Affordable housing complex to be built next to Maya Cinemas

A vacant lot occupied by the sprawling property is seen in front of Maya Cinemas, on Tuesday, S ...

An affordable housing complex is slated to be built next to Maya Cinemas amid a steep shortage of units for low-income Nevadans.

Dallas-based Rise Residential and Southern Nevada real estate firm Camino Verde Group have teamed up to develop Cine Apartments, a 270-unit rental complex at Las Vegas Boulevard North and Hamilton Street, near North Las Vegas City Hall and the Silver Nugget casino.

The developers aim to start construction on the $64 million project in January and open the first batch of units in mid-2023, according to Dallas consultant Bill Fisher, who is arranging the project financing and whose family owns Rise.

Fisher said 80 percent of the units will be available to tenants earning at or below 60 percent of the area’s median family income, and the remaining 20 percent of the units will rent at market-rate prices.

Southern Nevada’s housing market has accelerated over the past year with record sales prices and skyrocketing rents. There’s no telling what the market will look like when Cine opens, but the need for lower-priced housing isn’t new and likely won’t be resolved quickly.

With the bulk of its population in the Las Vegas Valley, Nevada has an estimated shortage of 84,320 affordable and available rental homes for extremely low-income tenants, according to the National Low Income Housing Coalition.

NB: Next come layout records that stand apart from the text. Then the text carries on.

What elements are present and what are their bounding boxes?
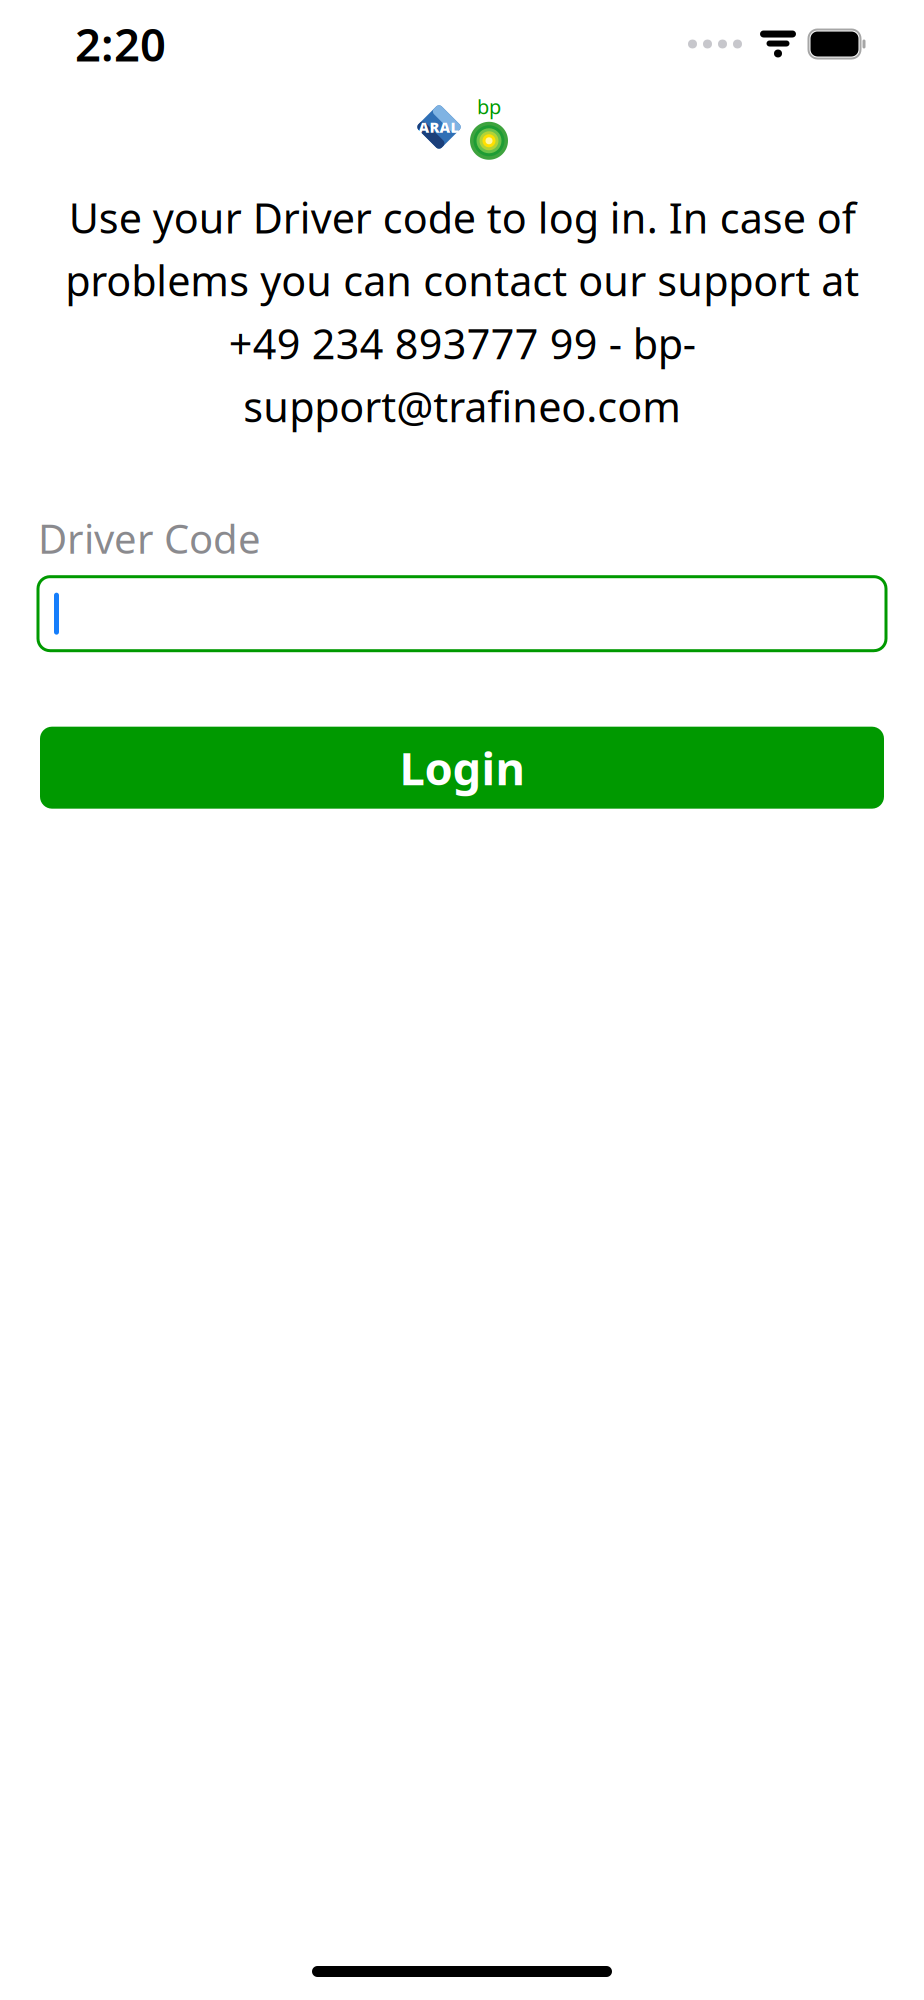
staticText: 2:20	[75, 14, 166, 74]
staticText: Use your Driver code to log in. In case …	[65, 190, 859, 434]
staticText: ARAL	[418, 117, 460, 137]
staticText: Login	[400, 738, 524, 798]
button[interactable]	[38, 577, 886, 651]
button[interactable]: Login	[40, 727, 884, 809]
staticText: Driver Code	[38, 512, 261, 565]
staticText: bp	[477, 93, 501, 120]
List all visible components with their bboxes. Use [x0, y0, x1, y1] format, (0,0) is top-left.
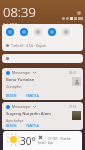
staticText: Sugeng Nurjadin Alam — [6, 111, 52, 117]
button[interactable]: Messenger — [2, 102, 83, 130]
button[interactable]: Quick setting toggle — [62, 28, 70, 36]
button[interactable]: Quick setting toggle — [6, 28, 14, 36]
staticText: YANITLA — [26, 124, 39, 128]
button[interactable]: Settings — [77, 11, 81, 15]
staticText: Banu Yurtalan — [6, 77, 35, 83]
staticText: 30° — [20, 134, 36, 148]
staticText: Messenger — [12, 70, 31, 75]
button[interactable]: YANITLA — [26, 124, 39, 128]
staticText: 08:39 — [3, 3, 36, 21]
staticText: Messenger — [12, 104, 31, 109]
staticText: Sal, 19 Kasım — [3, 22, 26, 24]
staticText: BEĞEN — [6, 94, 17, 98]
button[interactable]: 30° — [3, 131, 82, 150]
staticText: 08:37 — [69, 71, 77, 75]
button[interactable]: BEĞEN — [6, 94, 26, 98]
button[interactable]: Quick setting toggle — [48, 28, 56, 36]
button[interactable]: BEĞEN — [6, 124, 26, 128]
button[interactable]: YANITLA — [26, 94, 39, 98]
staticText: 31°/24° 3 km/sa — [48, 137, 71, 141]
staticText: Turkcell · 4.5G · Kapalı — [11, 43, 46, 48]
staticText: BEĞEN — [6, 124, 17, 128]
button[interactable]: Quick setting toggle — [20, 28, 28, 36]
staticText: Şehirli — [38, 141, 46, 145]
staticText: YANITLA — [26, 94, 39, 98]
staticText: 07:14 — [69, 105, 77, 109]
staticText: Aynı bahçe — [6, 118, 24, 123]
staticText: Açık — [48, 141, 53, 145]
staticText: Günaydın — [6, 84, 22, 89]
button[interactable] — [2, 54, 83, 63]
button[interactable]: Quick setting toggle — [34, 28, 42, 36]
button[interactable]: Messenger — [2, 68, 83, 100]
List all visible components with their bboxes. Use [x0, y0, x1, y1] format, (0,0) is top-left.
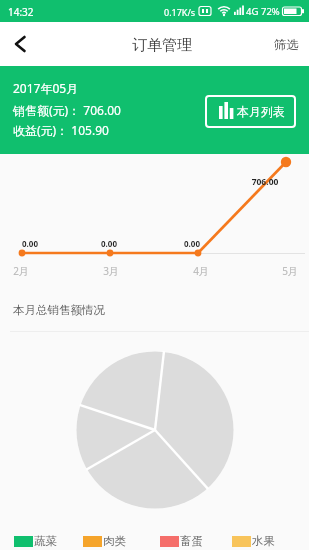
staticText: 0.00: [95, 238, 123, 249]
button[interactable]: 本月列表: [205, 95, 296, 128]
staticText: 2月: [9, 264, 33, 278]
staticText: 72%: [261, 5, 280, 18]
staticText: 畜蛋: [180, 534, 203, 547]
staticText: 14:32: [8, 5, 34, 19]
button[interactable]: [4, 22, 44, 66]
staticText: 蔬菜: [34, 534, 57, 547]
staticText: 本月总销售额情况: [13, 303, 105, 317]
staticText: 订单管理: [132, 36, 192, 55]
staticText: 水果: [252, 534, 275, 547]
staticText: 0.00: [178, 238, 206, 249]
staticText: 4月: [189, 264, 213, 278]
staticText: 2017年05月: [13, 80, 79, 96]
staticText: 706.00: [245, 176, 285, 188]
staticText: 5月: [278, 264, 302, 278]
staticText: 收益(元)： 105.90: [13, 122, 109, 138]
staticText: 销售额(元)： 706.00: [13, 102, 121, 118]
button[interactable]: 筛选: [266, 22, 309, 66]
staticText: 筛选: [274, 37, 299, 53]
staticText: 3月: [99, 264, 123, 278]
staticText: 0.17K/s: [164, 6, 196, 18]
staticText: 肉类: [103, 534, 126, 547]
staticText: 0.00: [16, 238, 44, 249]
staticText: 4G: [246, 5, 259, 18]
staticText: 本月列表: [237, 104, 285, 119]
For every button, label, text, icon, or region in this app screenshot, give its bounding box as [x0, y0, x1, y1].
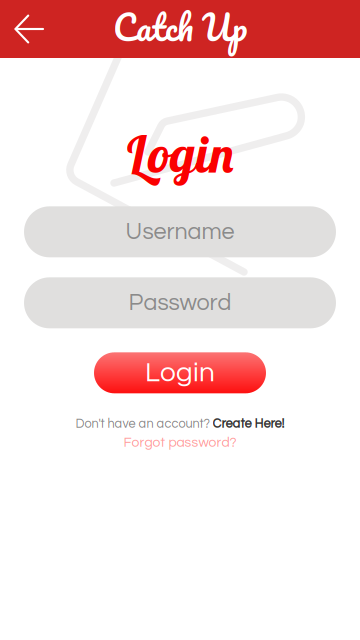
staticText: Forgot password? [124, 435, 236, 450]
staticText: Login [124, 122, 236, 185]
staticText: Create Here! [212, 417, 284, 430]
button[interactable]: Login [94, 352, 266, 393]
staticText: Don't have an account? [76, 417, 212, 430]
staticText: Password [128, 291, 232, 315]
button[interactable]: Back [0, 7, 52, 51]
staticText: Username [126, 220, 234, 244]
button[interactable]: Create Here! [212, 417, 284, 430]
staticText: Login [145, 358, 215, 387]
button[interactable]: Forgot password? [124, 435, 236, 450]
staticText: Catch Up [113, 0, 247, 56]
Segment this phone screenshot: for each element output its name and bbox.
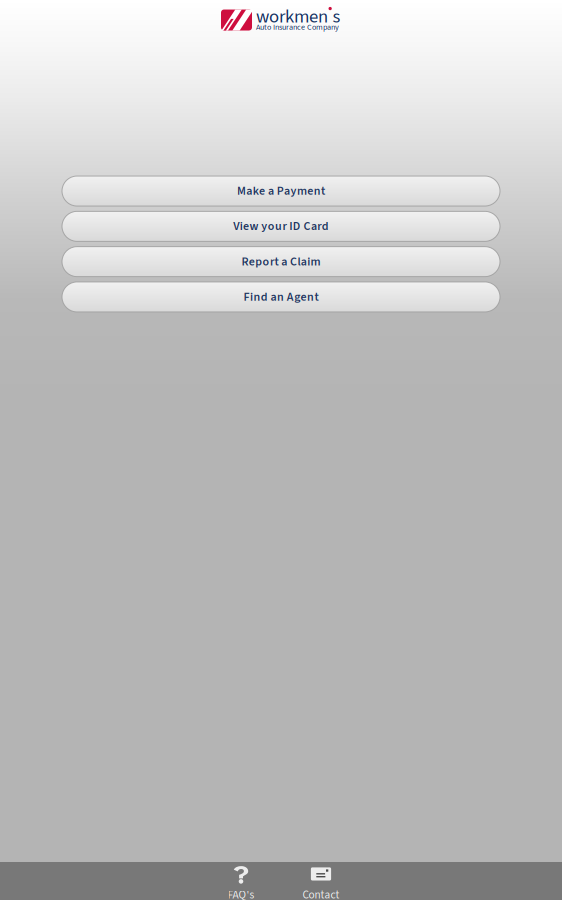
- staticText: Auto Insurance Company: [256, 22, 339, 33]
- button[interactable]: Make a Payment: [62, 176, 500, 206]
- button[interactable]: View your ID Card: [62, 211, 500, 241]
- button[interactable]: Contact: [281, 862, 361, 900]
- staticText: Make a Payment: [237, 182, 325, 200]
- staticText: FAQ's: [228, 887, 254, 900]
- button[interactable]: Report a Claim: [62, 247, 500, 277]
- button[interactable]: FAQ's: [201, 862, 281, 900]
- staticText: workmen: [256, 4, 328, 30]
- staticText: Report a Claim: [241, 253, 321, 270]
- staticText: s: [332, 4, 340, 30]
- button[interactable]: Find an Agent: [62, 282, 500, 312]
- staticText: View your ID Card: [233, 218, 329, 235]
- staticText: Find an Agent: [244, 288, 318, 306]
- staticText: Contact: [302, 887, 340, 900]
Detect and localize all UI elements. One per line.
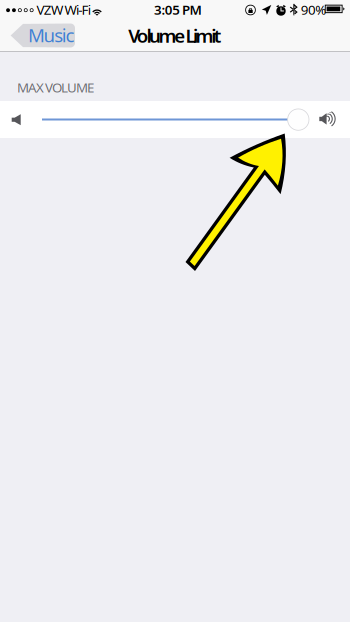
staticText: Music [28, 23, 74, 47]
staticText: MAX VOLUME [17, 78, 94, 96]
button[interactable]: Music [10, 24, 75, 48]
staticText: Volume Limit [128, 23, 222, 48]
staticText: VZW Wi-Fi [36, 1, 91, 18]
staticText: 3:05 PM [154, 1, 201, 18]
staticText: 90% [301, 1, 326, 18]
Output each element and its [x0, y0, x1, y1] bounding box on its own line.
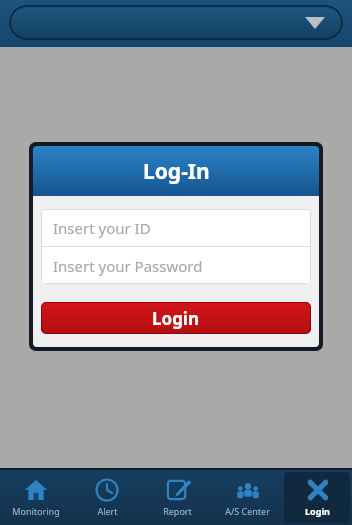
button[interactable]: Login	[41, 302, 311, 334]
staticText: Insert your ID	[53, 218, 151, 238]
other: Report	[166, 478, 190, 502]
staticText: Log-In	[143, 157, 210, 186]
other: Alert	[95, 478, 119, 502]
button[interactable]: Report	[144, 472, 210, 523]
staticText: Report	[163, 505, 192, 517]
staticText: Alert	[97, 505, 118, 517]
staticText: Monitoring	[12, 505, 60, 517]
button[interactable]: Insert your Password	[41, 247, 311, 284]
button[interactable]: Monitoring	[2, 472, 69, 523]
button[interactable]: Select site	[9, 5, 343, 40]
staticText: A/S Center	[225, 505, 270, 517]
staticText: Login	[152, 307, 200, 330]
other: A/S Center	[236, 478, 260, 502]
button[interactable]: Login	[284, 472, 350, 523]
button[interactable]: A/S Center	[214, 472, 280, 523]
staticText: Login	[305, 505, 330, 517]
button[interactable]: Insert your ID	[41, 209, 311, 246]
button[interactable]: Alert	[73, 472, 140, 523]
staticText: Insert your Password	[53, 256, 203, 276]
other: Monitoring	[24, 478, 48, 502]
other: Login	[306, 478, 330, 502]
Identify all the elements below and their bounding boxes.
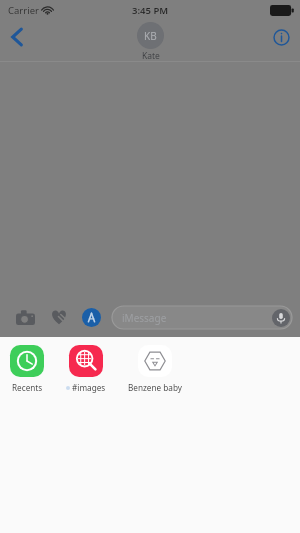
staticText: iMessage: [122, 311, 167, 325]
button[interactable]: Camera: [12, 304, 38, 330]
button[interactable]: iMessage: [112, 306, 292, 329]
staticText: Recents: [12, 382, 43, 393]
button[interactable]: KB: [137, 20, 164, 62]
button[interactable]: Details: [266, 22, 296, 52]
staticText: Carrier: [8, 4, 39, 17]
staticText: #images: [72, 382, 106, 393]
staticText: KB: [144, 29, 157, 43]
staticText: 3:45 PM: [132, 4, 169, 17]
button[interactable]: Back: [2, 22, 32, 52]
button[interactable]: Benzene baby: [128, 344, 182, 393]
button[interactable]: Digital Touch: [46, 304, 72, 330]
staticText: Kate: [142, 50, 160, 62]
button[interactable]: Record audio: [271, 308, 290, 327]
button[interactable]: #images: [66, 344, 106, 393]
button[interactable]: App Store: [78, 304, 104, 330]
button[interactable]: Recents: [10, 344, 44, 393]
staticText: Benzene baby: [128, 382, 182, 393]
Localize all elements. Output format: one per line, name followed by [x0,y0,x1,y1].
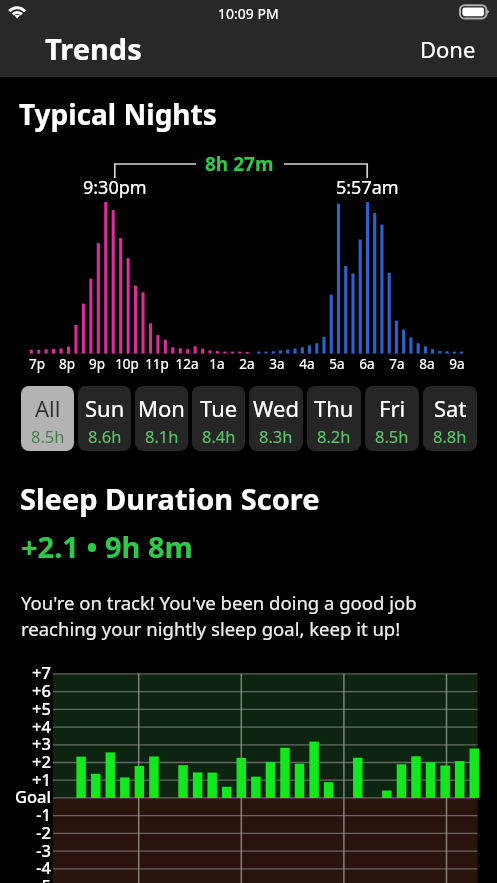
staticText: +6 [0,679,51,701]
staticText: 7a [377,355,417,373]
staticText: All [35,393,61,423]
button[interactable]: Fri [365,386,419,451]
staticText: 5:57am [336,175,399,200]
staticText: 9p [77,355,117,373]
staticText: Sleep Duration Score [20,479,320,518]
staticText: 8.8h [433,425,467,447]
staticText: 11p [137,355,177,373]
staticText: -3 [0,839,51,861]
button[interactable]: Mon [135,386,188,451]
staticText: +5 [0,697,51,719]
other: Battery [457,0,497,26]
staticText: -5 [0,874,51,883]
staticText: 8.4h [202,425,236,447]
staticText: 8.1h [145,425,179,447]
staticText: -4 [0,856,51,878]
staticText: Fri [379,393,406,423]
button[interactable]: Sat [423,386,477,451]
staticText: 9:30pm [83,175,147,200]
staticText: +4 [0,715,51,737]
staticText: +1 [0,768,51,790]
staticText: +3 [0,732,51,754]
staticText: Wed [253,393,299,423]
button[interactable]: Done [406,22,490,76]
staticText: Typical Nights [19,95,217,133]
staticText: 8.5h [31,425,65,447]
button[interactable]: Tue [192,386,245,451]
staticText: Sun [85,393,125,423]
staticText: +7 [0,661,51,683]
staticText: -2 [0,821,51,843]
button[interactable]: Thu [307,386,361,451]
staticText: You're on track! You've been doing a goo… [21,590,417,641]
button[interactable]: Wed [249,386,303,451]
other: Wi-Fi [2,0,32,26]
staticText: 8.3h [259,425,293,447]
staticText: +2 [0,750,51,772]
staticText: 7p [17,355,57,373]
staticText: 1a [197,355,237,373]
staticText: 5a [317,355,357,373]
staticText: Done [420,34,476,64]
staticText: Tue [200,393,238,423]
staticText: -1 [0,803,51,825]
staticText: Trends [45,29,142,68]
staticText: 8h 27m [205,151,274,177]
staticText: Thu [314,393,354,423]
staticText: Sat [434,393,467,423]
staticText: 3a [257,355,297,373]
staticText: 2a [227,355,267,373]
button[interactable]: Sun [78,386,131,451]
staticText: Goal [0,785,51,807]
staticText: 10p [107,355,147,373]
staticText: Mon [138,393,185,423]
staticText: 8.5h [375,425,409,447]
staticText: +2.1 • 9h 8m [21,527,193,566]
staticText: 10:09 PM [218,4,279,23]
staticText: 8p [47,355,87,373]
staticText: 8.2h [317,425,351,447]
staticText: 12a [167,355,207,373]
staticText: 4a [287,355,327,373]
staticText: 8a [407,355,447,373]
staticText: 9a [437,355,477,373]
staticText: 6a [347,355,387,373]
staticText: 8.6h [88,425,122,447]
button[interactable]: All [21,386,74,451]
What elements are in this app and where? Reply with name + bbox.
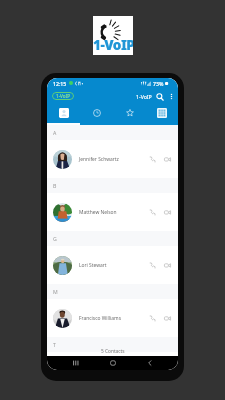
button[interactable]: 1-VoIP bbox=[52, 92, 74, 100]
staticText: Lori Stewart bbox=[79, 262, 107, 269]
staticText: T bbox=[53, 341, 56, 348]
button[interactable]: Recents bbox=[57, 356, 94, 370]
button[interactable]: More options bbox=[167, 92, 176, 101]
button[interactable]: Francisco Williams bbox=[47, 299, 178, 337]
staticText: G bbox=[53, 235, 57, 242]
staticText: 73% bbox=[153, 80, 164, 87]
staticText: 1-VoIP bbox=[56, 93, 71, 99]
button[interactable]: Matthew Nelson bbox=[47, 193, 178, 231]
staticText: A bbox=[53, 129, 57, 136]
button[interactable]: Dialpad bbox=[146, 104, 178, 122]
button[interactable]: Call bbox=[146, 312, 158, 324]
button[interactable]: Jennifer Schwartz bbox=[47, 140, 178, 178]
staticText: B bbox=[53, 182, 57, 189]
staticText: M bbox=[53, 288, 58, 295]
staticText: 12:15 bbox=[53, 80, 67, 87]
button[interactable]: Video call bbox=[161, 206, 173, 218]
button[interactable]: Call bbox=[146, 206, 158, 218]
staticText: Matthew Nelson bbox=[79, 209, 117, 216]
button[interactable]: Video call bbox=[161, 312, 173, 324]
button[interactable]: Search bbox=[154, 91, 165, 102]
button[interactable]: Video call bbox=[161, 153, 173, 165]
button[interactable]: Recents bbox=[80, 104, 113, 122]
staticText: 1-VoIP bbox=[93, 36, 133, 54]
staticText: Jennifer Schwartz bbox=[79, 156, 119, 163]
button[interactable]: Contacts bbox=[47, 104, 80, 122]
button[interactable]: Call bbox=[146, 259, 158, 271]
button[interactable]: Call bbox=[146, 153, 158, 165]
button[interactable]: Favorites bbox=[113, 104, 146, 122]
button[interactable]: Video call bbox=[161, 259, 173, 271]
staticText: Francisco Williams bbox=[79, 315, 122, 322]
staticText: 1-VoIP bbox=[136, 93, 152, 100]
button[interactable]: Back bbox=[131, 356, 168, 370]
button[interactable]: Lori Stewart bbox=[47, 246, 178, 284]
button[interactable]: Home bbox=[94, 356, 131, 370]
staticText: 5 Contacts bbox=[101, 348, 125, 355]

North Las Vegas Councilman Isaac Barron, whose ward includes the project site, said there is an “acute shortage” of affordable housing in the area, adding Cine would make a “small” but “important dent” in that.

A one-bedroom apartment at Cine is expected to cost as low as $730 in monthly rent, according to Fisher, founder of Sonoma Housing Advisors.

By comparison, the typical rental rate of a Las Vegas-area home in August was $1,718, up nearly 25 percent from a year earlier, listing site Zillow reported. Las Vegas’ annual rent growth was fastest among the 50 metro areas in the report.

Camino Verde Group co-founder Mike Ballard noted that North Las Vegas has seen a surge of industrial development and that Cine could house people who work at those facilities.

“This is for those entry-level warehouse workers, mid-level warehouse workers,” he said.

Cine would occupy a portion of the 32-acre site that Moctesuma Esparza, founder of the Maya Cinemas chain, had acquired in 2017, plans show.

Esparza, a movie producer whose credits include “Gettysburg” and “Selena,” sold more than 10 acres of his holdings for a school in 2018, property records show, and opened the 14-screen theater in 2019.

He confirmed to the Review-Journal this week that he is under contract to sell a roughly 7-acre plot for Cine, as well.

There is “big demand” for housing, Esparza said, adding that he has another 8.5 acres around the theater that is slated for food-and-beverage outlets and “experiential” retail.

North Las Vegas spokesman Patrick Walker said that the overall plan for the Maya site includes the recently completed Civica Career and Collegiate Academy charter school, that the next phase involves Cine Apartments, and that future phases include commercial development, including retail.

Asked if any other projects are in the pipeline, Walker said discussions are “underway with multiple interested parties.”